Under the 12th Malaysia Plan, MIMOS will look into big data, Internet of Things and analytics.

“It’s also a continuation of the preparation for transformation of future jobs. This is why it’s very important for universities to plan their programmes and skillset training.

“Whatever we do, it has to be aligned with that. It has to link with the government’s aspiration, the industry and create job opportunities,” Emelia said.

Since the 10th Malaysia Plan, MIMOS has started putting its technology in places like the Social Security Organisation and Health Ministry, with solutions like data warehousing.

“Besides that, our AI-based video analytics solution is used in police lock-ups. It monitors aggressive and suspicious behaviours of detainees.”

MIMOS’ recent developments include indoor location tracking, licence plate recognition, government services like digital identification and AI in capital market and accounting.

MIMOS also established the Centre of AI for Future Industry with Microsoft last year, working with various universities in developing AI, data science and other Industry 4.0 technologies.


One key challenge faced by the industry today is R&D, which can take a long gestation period, involves high cost and often encumbered by uncertainties.

“With MIMOS’ R&D work, the local tech industry can focus on building and marketing their brand without having to invest a fortune in research,” Emelia said.

At the same time, she said, there was also a lot of re-export type of businesses.

“We need to develop our SMEs not just as box sellers, but to have more domestic content, which means having more local products and innovation in what we export.

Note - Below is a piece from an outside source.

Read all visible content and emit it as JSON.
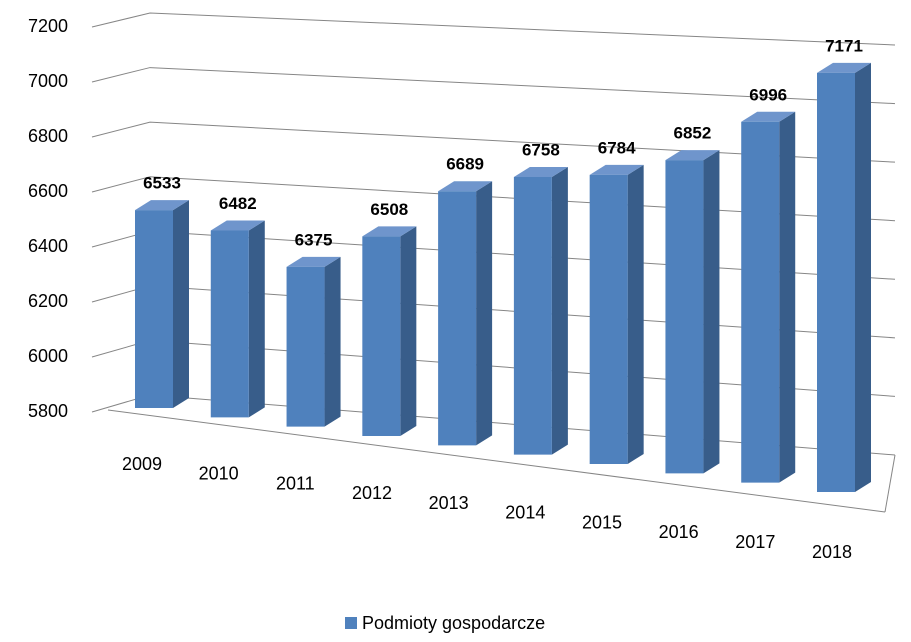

“Since MIMOS has a ready facility, like the wafer foundry, we are looking into working with MITI (International Trade and Industry Ministry) to obtain some grants to enhance the capability of the facility.

“We allow SMEs to come to MIMOS to test products, design IC (integrated circuit) or anything related so that they can bring their products to the market.

“We do the facilitation and from there, we can do pairing with some grants, from which they can apply so that they can transform the technology into products.”

Another big challenge is finding industry-competent talent, which MIMOS has been addressing for some time.

“One challenge that should never be ignored is the emerging and unpredictable nature of technology itself. There will be potential hazards and risks. The challenge is in balancing the risks and rewards,” Emelia said.

On comments that MIMOS was competing with the industry, Emelia said this was a perception that needed to change.

“This came about when we participated in some projects from ministries and some industry players thought we are competing. We are not.

“Our technology being applied in ministry projects are industry-class and saves cost, so that the government doesn’t have to spend more.”


MIMOS anticipates exponential growth of its technology solutions for the country and sees the agency becoming a key driver of national development post-2020, as well as providing up-to-date global technology and the corresponding talent pool.

Emelia said MIMOS would intensify efforts in transforming the industry and boosting the government delivery system.

“Use of technology such as big data analytics and AI will enhance strategising, efficiency of service delivery and reporting.

“At the rate technology is advancing, it is really hard to imagine where and how we would be in five years, but at MIMOS, our role is to contribute to the nation’s digital transformation.

“With solid support from MITI and close working relationships with other government agencies, industry and academia, we foresee MIMOS’ increasing relevance and contribution.

“In five years, we can’t even guarantee the roadmap that we chart today will look the same.

“It could be something we can’t imagine today. We will always stay alert, armed and ready for possibilities.”